その代表格は古巣FCニュルンベルクのお膝元『ノルトバイエルン』紙(電子版)だ。同紙は清武を「センセーショナルなボールさばきと並外れたクオリティのパスを披露し、FCNのユニフォームを着て輝いていたクリエイティブな司令塔」と懐かしがり、「だが、キヨはブンデスリーガに戻らなかった。中盤の魔術師はC大阪へ完全移籍した」と締めくくっている。

 なお、スポーツ専門サイト『spox.com』は24日の段階で、マインツ関係者の話として「セビージャが700万ユーロ(約8億5000万円)の契約解除金を提示したため、給与との合計額を考え、撤退を余儀なくされた」と報じていた。『sport.de』によればヘルタも同様で、やはり契約解除金の高さがネックとなったようだ。

 欧州のクラブにとって冬の市場は、新戦力の獲得というよりは余剰人員の整理、ケガ人の穴埋め、残留に向けた補強がメインで、夏ほどの派手さはない。そういう中で泥仕合を演じつつ、結局最後は「ゴネ得」となって目立ったのが、MFディミトリ・パイェである。

 昨年2月にウェストハム(イングランド)との契約を更新してロイヤリティボーナスを手に入れたばかりだというのに移籍を志願し、それが通らないとなるとプレーを拒否。新オーナーを迎えた今のマルセイユ(フランス)なら、少々高額でも買ってくれると踏んでいたのだろうが、最初の提示額も二度目の提示額もウェストハムの要求する3500万ポンド(約50億2000万円)に届かない。
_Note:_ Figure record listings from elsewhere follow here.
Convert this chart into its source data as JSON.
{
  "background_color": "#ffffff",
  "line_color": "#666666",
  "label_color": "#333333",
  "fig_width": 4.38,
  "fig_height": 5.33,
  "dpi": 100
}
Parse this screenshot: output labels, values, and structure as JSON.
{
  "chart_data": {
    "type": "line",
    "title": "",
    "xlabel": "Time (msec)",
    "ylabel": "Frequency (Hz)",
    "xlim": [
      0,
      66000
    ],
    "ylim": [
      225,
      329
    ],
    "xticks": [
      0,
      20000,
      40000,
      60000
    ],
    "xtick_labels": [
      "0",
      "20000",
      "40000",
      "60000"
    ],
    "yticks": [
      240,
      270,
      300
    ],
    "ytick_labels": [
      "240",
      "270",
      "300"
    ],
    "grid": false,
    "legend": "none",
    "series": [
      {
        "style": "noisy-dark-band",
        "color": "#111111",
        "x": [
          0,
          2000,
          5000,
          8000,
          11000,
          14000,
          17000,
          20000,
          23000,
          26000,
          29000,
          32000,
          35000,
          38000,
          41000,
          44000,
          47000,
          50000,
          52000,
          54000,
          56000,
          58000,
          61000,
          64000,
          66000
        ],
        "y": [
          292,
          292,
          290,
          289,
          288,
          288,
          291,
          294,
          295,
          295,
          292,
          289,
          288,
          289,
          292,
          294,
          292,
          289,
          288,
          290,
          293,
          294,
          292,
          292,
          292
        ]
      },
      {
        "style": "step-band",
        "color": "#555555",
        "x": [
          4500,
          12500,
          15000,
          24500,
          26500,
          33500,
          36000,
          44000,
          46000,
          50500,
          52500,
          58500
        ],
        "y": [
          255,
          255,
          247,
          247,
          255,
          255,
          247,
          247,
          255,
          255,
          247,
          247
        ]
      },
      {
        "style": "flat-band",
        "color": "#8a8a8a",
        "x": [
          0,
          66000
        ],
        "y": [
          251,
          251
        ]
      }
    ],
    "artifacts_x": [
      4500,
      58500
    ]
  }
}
 そうこうする間に、気分を害した同僚の訴えで、通話・メールアプリ「WhatsApp」の選手グループから外されてしまう。チームの食事会にも呼ばれず、自分の車は何者かによって破壊され、それなのにマルセイユは急いでくれない──自ら招いたとはいえ、踏んだり蹴ったりの状況だ。それでも30日にウェストハムが三度目のオファーを受け入れ、騒動はお値段2930万ユーロ(約35億7000万円)でようやく決着。ただし、パイェがロイヤリティボーナス100万ポンドをクラブに返金するなら、という条件付きであった。